Connect the Take Snapshot step's input to the data you'd like to capture in a Snapshot. When the Workfow is run, a new batch of data will be created.

This data can then be added to an existing or new Dataset:

  • Select an existing one from the Dataset list.

  • Use Create new Dataset to create a new one.

    • Name - add a name as it will appear in Data Studio.
    • Summary - an optional short summary of the Dataset.
    • Description - an optional, longer description.
    • Dataset type - choose one of the options: Single batch will write the latest data to the Dataset and keep no history. Multi batch will retain older data in the Dataset allowing for trend analysis.
    • Interactivity - This option will only be available if you're making a copy of Results by rule or Results by group from the Validate step. Selecting Interactive (with drill down) will result in a Dataset that allows users to drill into the underlying data and view the passing/failing rows for the rules/rule groups.
    • Add Batch Timestamp Column - When selected, an additional column will be added to the Dataset, recording the timestamp that the batch was created. This option is useful for trend analysis.
    • Allow automatic batch deletion - This will ensure that data batches which have been used in a Workflow are deleted after they have been processed (i.e. after the Workflow using those batches has been run). This option is intended to be used so that no batch is processed through a Workflow twice. It's used in conjunction with the Delete batches on completion setting in the Source step.
    • Allow auto-refresh - Not applicable to Snapshots.
    • Publish to ODBC - Make the Dataset visible through ODBC connections.
    • Compression level - Choose one of the options: Row-based to store data by row, Column-based to store data by column or None to not use compression for this Snapshot. The value selected by default is determined by what's been specified in Settings > Performance > Compression. Find out more about the compression levels.

Using Snapshots

Snapshots can be used like other Datasets:

  • As a Workflow source - add a Source step to a Workflow and select the required Snapshot Dataset.
  • As a View source - choose the required Snapshot Dataset when creating a View.

Snapshot schema changes

You may want to update the schema if columns have been added/removed when writing data to a Snapshot.

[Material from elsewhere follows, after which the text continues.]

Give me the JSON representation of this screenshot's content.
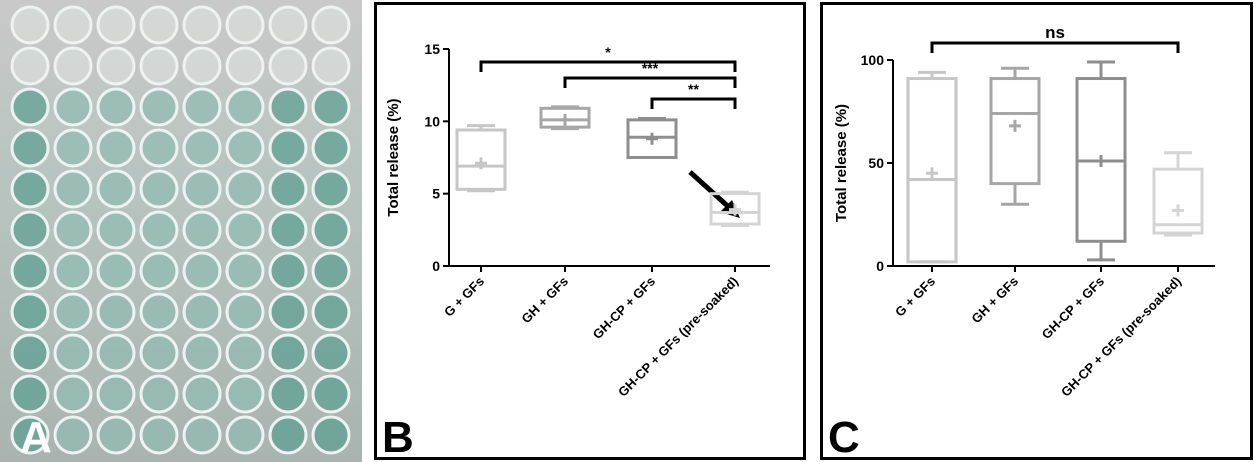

Resolving Snapshot warnings

A summary of the unresolved changes will appear as a warning on the step. To fix this, you can change the input or resolve the conflicts. Click Update schema: {X} schema change(s) to open the Update Schema dialog (where {X} is the number of changes found) to see a consolidated list of existing, new and missing columns.

You can now:

  • Include or Exclude new columns in the Snapshot's schema. You can change this at any point later.
  • Set all missing mandatory columns as Optional. Optional columns will be retained and filled with empty values in the target Dataset.

Click Apply to update the schema. The step will become valid and you'll be able view the step results/run the Workflow.